Most hardware companies have a hard time making money on devices, but not Apple.
Reports in 2018 indicated that 80% of the profits in the global smartphone industry were earned by Apple.
But that's not the only way Cupertino's finest makes money.
In this video, we're going to break down how Apple can turn a profit on hardware.
And how it makes more money from users once they have an Apple product in their hands.
There are two popular smartphone operating systems, iOS and Android.
The second is open-source and is effectively the default for all non-Apple devices.
Worldwide, Android owns about 80% of the market, and in the U.S., it commands about 55% of the market.
The operating system is all you'll find on devices from major players like Samsung, HTC, and Huawei.
That ubiquity is great for Google's parent company, Alphabet, but it means that it's harder for Android phone manufacturers to differentiate themselves.
Because they're all running similar operating systems, the companies need to compete on features and price.
Apple, on the other hand, has always kept its operating system to itself.
If you want to use it and enjoy having your smartphone integrated with your MacBook, you need to buy an iPhone.
That exclusivity, coupled with Apple's focus on simple, intuitive design and the company's strong brand, has helped Apple established luxury status in an industry where most other companies are just trying to keep costs low.
In fiscal 2018, Apple had hardware sales of over $220 billion, and over 70% of that revenue came from the company's iPhone segment.
All told, the company's hardware business, which includes iPhone, Mac, and iPad, among other lines, earns over 30% margins, which is virtually unheard of for a consumer hardware company.
But the money doesn't stop there for Apple.
Once someone owns an iDevice, they enter Apple's ecosystem of apps and services.
Want to download a productivity app?
Check out the App Store on your iPhone.
Want to expand your storage and put some of your photos on the cloud?
Just pay for an iCloud storage plan.
Individually, these seem like minor transactions, but they add up to big money for Apple.
In the company's 2018 results, they noted that their services segment had generated $37 billion in revenue with 60% margins.
The services segment is twice as profitable as Apple's core hardware business, and increasingly it is going to become the focus for Apple.
Recently, iPhone sales have struggled as Apple battles longer upgrade cycles, but services growth has kept chugging along.
In the company's fiscal 2018, services revenue grew 24% year over year.
The beauty of it for Apple is that even if one part of the business is struggling, the company is still cashing in.
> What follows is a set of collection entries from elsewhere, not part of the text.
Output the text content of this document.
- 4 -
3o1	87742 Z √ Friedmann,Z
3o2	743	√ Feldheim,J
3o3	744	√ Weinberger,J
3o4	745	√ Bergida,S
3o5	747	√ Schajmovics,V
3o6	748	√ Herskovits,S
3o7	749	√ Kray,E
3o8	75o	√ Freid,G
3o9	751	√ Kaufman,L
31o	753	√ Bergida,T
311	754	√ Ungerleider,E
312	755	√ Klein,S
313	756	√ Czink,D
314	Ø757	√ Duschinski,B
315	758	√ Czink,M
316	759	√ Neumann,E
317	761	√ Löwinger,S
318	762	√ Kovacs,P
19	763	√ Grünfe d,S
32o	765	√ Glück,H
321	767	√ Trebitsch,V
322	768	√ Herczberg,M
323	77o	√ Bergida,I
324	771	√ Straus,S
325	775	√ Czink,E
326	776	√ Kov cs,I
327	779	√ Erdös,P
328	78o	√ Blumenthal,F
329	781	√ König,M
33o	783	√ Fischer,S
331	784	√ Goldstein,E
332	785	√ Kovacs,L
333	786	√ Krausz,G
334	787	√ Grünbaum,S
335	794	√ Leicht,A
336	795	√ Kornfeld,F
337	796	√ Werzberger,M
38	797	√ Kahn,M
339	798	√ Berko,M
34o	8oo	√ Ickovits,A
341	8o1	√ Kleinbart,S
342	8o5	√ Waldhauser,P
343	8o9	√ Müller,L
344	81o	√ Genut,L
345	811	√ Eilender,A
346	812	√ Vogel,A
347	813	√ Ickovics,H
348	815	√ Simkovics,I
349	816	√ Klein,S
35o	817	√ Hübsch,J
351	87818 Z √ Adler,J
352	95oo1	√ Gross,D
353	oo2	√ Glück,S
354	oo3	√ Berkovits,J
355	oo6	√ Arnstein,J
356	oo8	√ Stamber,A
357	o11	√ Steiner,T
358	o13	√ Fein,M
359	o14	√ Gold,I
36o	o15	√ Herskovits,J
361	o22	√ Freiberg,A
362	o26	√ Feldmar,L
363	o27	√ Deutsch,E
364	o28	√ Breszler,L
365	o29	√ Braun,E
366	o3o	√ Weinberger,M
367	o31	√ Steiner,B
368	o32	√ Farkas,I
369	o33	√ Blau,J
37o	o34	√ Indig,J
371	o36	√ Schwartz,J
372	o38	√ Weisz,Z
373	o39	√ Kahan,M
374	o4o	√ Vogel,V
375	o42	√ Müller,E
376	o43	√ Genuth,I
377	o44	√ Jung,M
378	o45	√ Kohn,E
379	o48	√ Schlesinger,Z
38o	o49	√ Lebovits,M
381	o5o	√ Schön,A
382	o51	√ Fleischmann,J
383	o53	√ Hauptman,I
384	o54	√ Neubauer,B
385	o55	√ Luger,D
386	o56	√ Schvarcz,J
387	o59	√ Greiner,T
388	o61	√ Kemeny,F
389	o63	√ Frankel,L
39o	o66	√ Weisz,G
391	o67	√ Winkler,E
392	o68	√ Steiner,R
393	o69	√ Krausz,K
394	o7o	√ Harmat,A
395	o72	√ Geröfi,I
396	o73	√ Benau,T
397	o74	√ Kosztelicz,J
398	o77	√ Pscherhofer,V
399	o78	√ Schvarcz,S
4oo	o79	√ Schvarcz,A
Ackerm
Services is strength in Apple's device offering.
And the more people that own one of the company's devices, the larger the market is for its high-margin services business.
In early 2019, the company announced that it had an installed base of 1.4 billion users, showing the incredible scale of Apple's hardware business and the massive opportunity for its services business.
Devices, services, no matter how you slice it, Apple is making money.